This project is motivated by the 2014 Ebola epidemic in West Africa. It investigates a sequence of mathematical models which can be used to predict the course of an epidemic.
This outbreak of Ebola Virus Disease was eleven times larger than all previous outbreaks of Ebola combined. As of 26th May 2016, there had been 28 652 suspected, probable and confirmed cases of Ebola Virus Disease and 11 325 deaths from the 2014 West African Ebola epidemic. Most of these occurred in the poverty-stricken countries of Guinea, Liberia and Sierra Leone. Lesser outbreaks occurred in the nearby African nations of Mali, Nigeria and Senegal. Only eight cases occurred outside Africa and of these cases, there was only a single fatality.

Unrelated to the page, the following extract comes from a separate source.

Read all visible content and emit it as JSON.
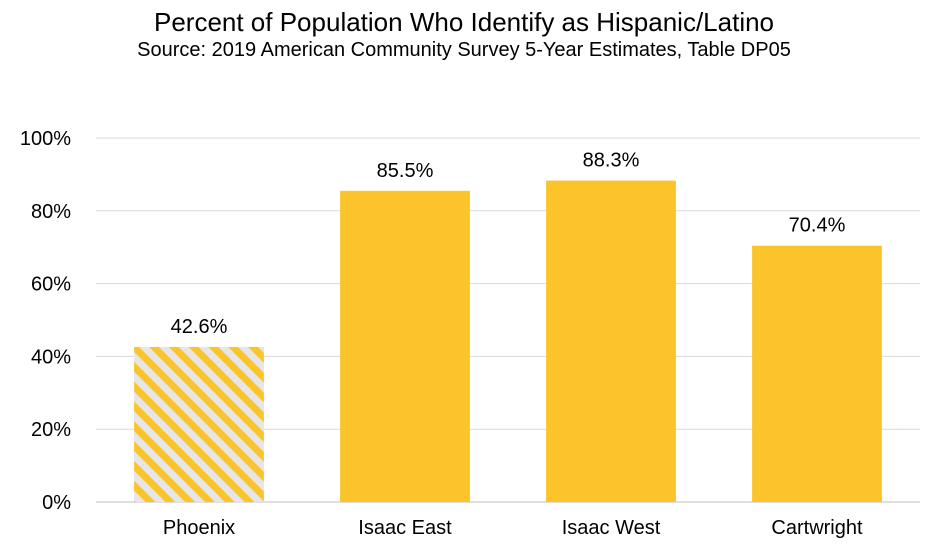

In this thesis, we examine a number of models that describe the progress of an epidemic through a community. Our focus is on compartment models, starting with the SIR (susceptible, infectious, recovered) model and progressing through a sequence of more complex models: SEIR (susceptible, exposed, infectious, recovered), SIRD (susceptible, infectious, recovered, dead) and SIRUD (susceptible, infectious, recovered, unburied dead and buried dead). In each model, a member of the population can be a member of one and only one compartment at any given time. These models are expressed mathematically as a system of ordinary differential equations which must be solved numerically.
In this project, it is only in the final model (SIRUD) that we consider the effect of infection from dead bodies. For Ebola virus disease, traditional funerals, where the still-infectious body is washed and touched by loved ones, act as `super-spreader events'. Therefore, understanding how dead but still infectious bodies change the system is important to understand the epidemic course of a disease like Ebola.
The increasing complexity of the models demonstrate how additional information can improve a prediction of an epidemic's progress, however, improving predictive quality must be weighed against the risk of overfitting. In the case of Ebola, the sheer volume of data from may offset the disadvantage of adding additional compartments and parameters. More complex models have been published for this epidemic than have been considered in this thesis.